Lee: Malonyl-CoA is not just an intermediate for natural compounds but many other chemicals, and the sensor can be used to produce anything that uses malonyl-CoA as a precursor. We are not the first group to develop a malonyl-CoA biosensor, but previous biosensors required multiple steps to detection. Our model is one-step colorimetric detection that gives you a much more linear relationship between the level of malonyl-CoA and the color. I think we can use the same technique to create biosensors for other precursors.

PNAS: What else are you working on?

Lee: We have used artificial intelligence to decipher drug–drug interactions and drug–food interactions.
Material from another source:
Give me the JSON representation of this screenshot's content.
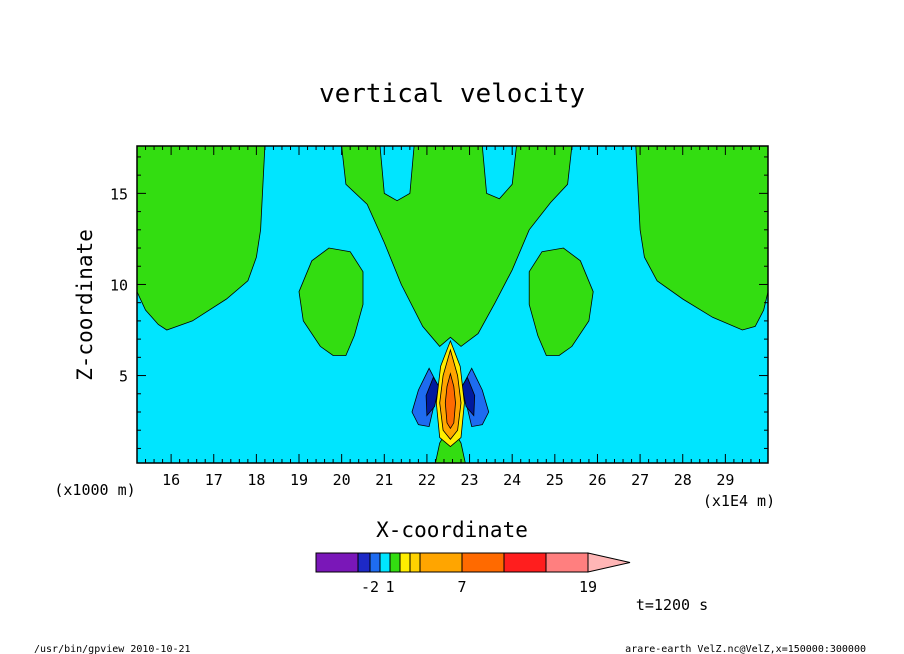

There are more than 2,000 approved drugs in the world, and hundreds of thousands of people die because of adverse effects of drugs per year, mainly because of drug–drug/metabolic interactions. We’re missing a lot of drug–drug interaction possibilities. We used deep learning to examine the 192,000 known interactions and were able to identify 487,000 new potential previously unknown adverse drug–drug interactions. We’re hoping pharmacists will pay attention, and these findings can be aligned to our healthcare system. We also identified interactions between food and drugs that we hope can be used to make people healthier.